Very interesting thread so far. Pity I was away over the weekend - there was much to jump in on. So, a few more penn'orth.

 

First of all, a postulation: the wear between a new cylinder and rings follows an inverse logarithmic pattern. That is, the first stroke procudes the most wear. The next stroke quite a bit less. The next stroke a bit less again. And so on, until each stroke produces virtually no wear. Until, at some point in the future, some factor is exceeded that causes wear to accelerate again to the point of needing repair/replacement. A graph of the wear would look like a very open letter "U" with the right hand leg not rising as much as the left. Maybe a back-to-front letter "J" would be a better analogy. Is this generally agreed to be a reasonable picture of what goes on at the bore/ring interface, all conditions being normal?

 

If the above is true, it is the _very_ first strokes that cause most wear by a large margin.

 

This is where I find Motoman's logic to be flawed. By the time you have warmed up your engine (what? 20 minutes to get a decent sized lump up to temperature?) for the first time much, if not most, of the serious wear has already taken place. In a sense, it doesn't really matter what you do. At least, as far as the ring/bore interface is concerned. It's already done what it's going to do. For the rest of the machine, it may well be a different story.

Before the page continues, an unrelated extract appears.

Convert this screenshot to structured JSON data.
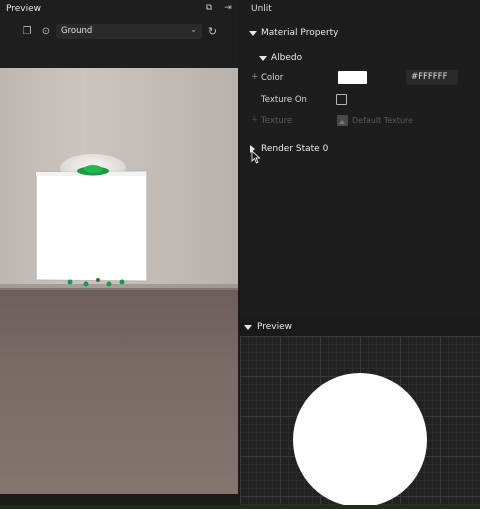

Putting aside the "special circumstances" of ring/bore seating, it seems that nobody disputes that the rest of the machine (gearbox, final drive, wheel bearings, all the walloping bits in the cylinder head, etc.) need to be treated gently to produce the best life. Motoman wants you to do exactly the opposite. For his hypothesis to be functionally true, one would need to have a system of externally warming the engine and then apply the procedure from the first cough.

 

Is there an answer? Is there pills! The reason why some machines don't seal well? For me, I would be questioning exactly what happened to them in that first twenty minutes, when they were tested at the factory or run during a PDI. That's where the fate of your machine is decided.

Posted

FWIW: Here's what I do:

 

About 3/4 mile from my house is a looooong and semi-steep uphill.

 

I fire the bike up, ride there, get foging well, upshift so I am really loading the rings, hammer the throttle, hold it for 20 seconds, roll off for 5 seconds, and repeat, over the 3-4 miles of that hill. The rings are seated when I come down, and oil useage is not an issue. this is with Nikasil Guzzi cylinders in every case. Then, I change the oil. All the stuff you need to worry about happens in the first few miles. If it's a new Guzzi, it has occured on the first few laps of the break-in tack in Mandello . . .

 

Greg. By chance, did you ever work on light aircraft? That is similar to the procedure for breaking in an aero engine (recip) after overhaul or ring change. The first flight after overhaul the aircraft climbs at full power to about 10,000 feet then descends and repeats the procrdure one more time. Voila!! The engine is broke in!!

 

This technique is much the same as MotoMan suggests on his website.